A series of novel 9-substituted β-carboline derivatives was synthesized from harmine and l-tryptophan, respectively. Cytotoxic activities of these compounds in vitro were investigated. The results showed that most compounds of 9-substituted β-carboline derivatives had more remarkable cytotoxic activities in vitro than their corresponding parent compounds. Acute toxicities and antitumor effects of the selected β-carboline derivatives in mice were also examined. The results demonstrated that a short alkyl or benzyl substituent at position-9 increased the antitumor activities significantly and a ethoxycarbonyl or carboxyl substituent at position-3 reduced the acute toxicity and neurotoxicity of these β-carboline derivatives dramatically. Moreover the compounds both with an alkoxycarbonyl or carboxyl substituent at position-3 and a short alkyl or benzyl substituent at positon-9 exhibited more significant antitumor activities and lower acute toxicities and neurotoxicities than the other compounds.
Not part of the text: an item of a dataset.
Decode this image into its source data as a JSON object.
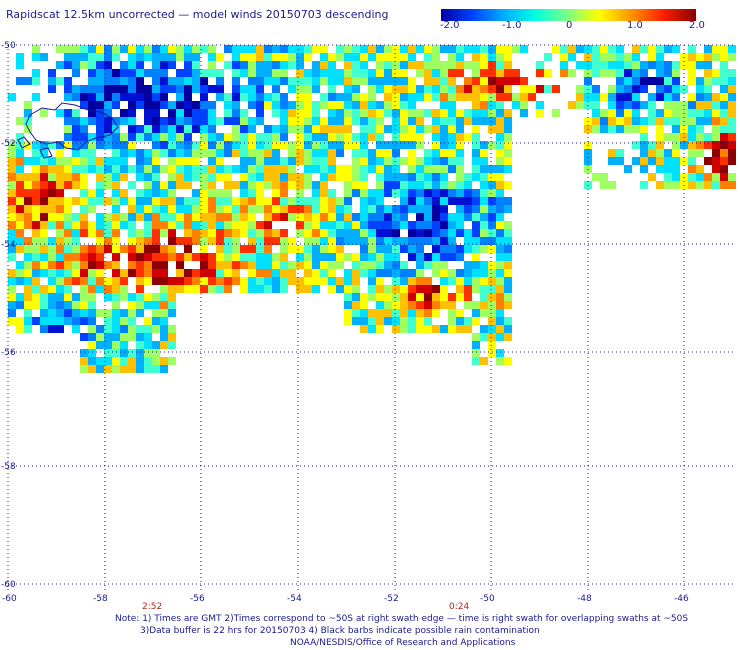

The compound 8c, having an n-butyl and a carboxyl substituent at position-9 and 3, respectively, was found to have the highest antitumor effect and the lowest acute toxicity and neurotoxicity. These data suggested that (1) appropriate substituents at both position-9 and 3 of β-carboline derivatives might play a crucial role in determining their enhanced antitumor activities and decreased acute toxicities and neurotoxic effects; (2) the β-carboline derivatives have the potential to be used as antitumor drug leads.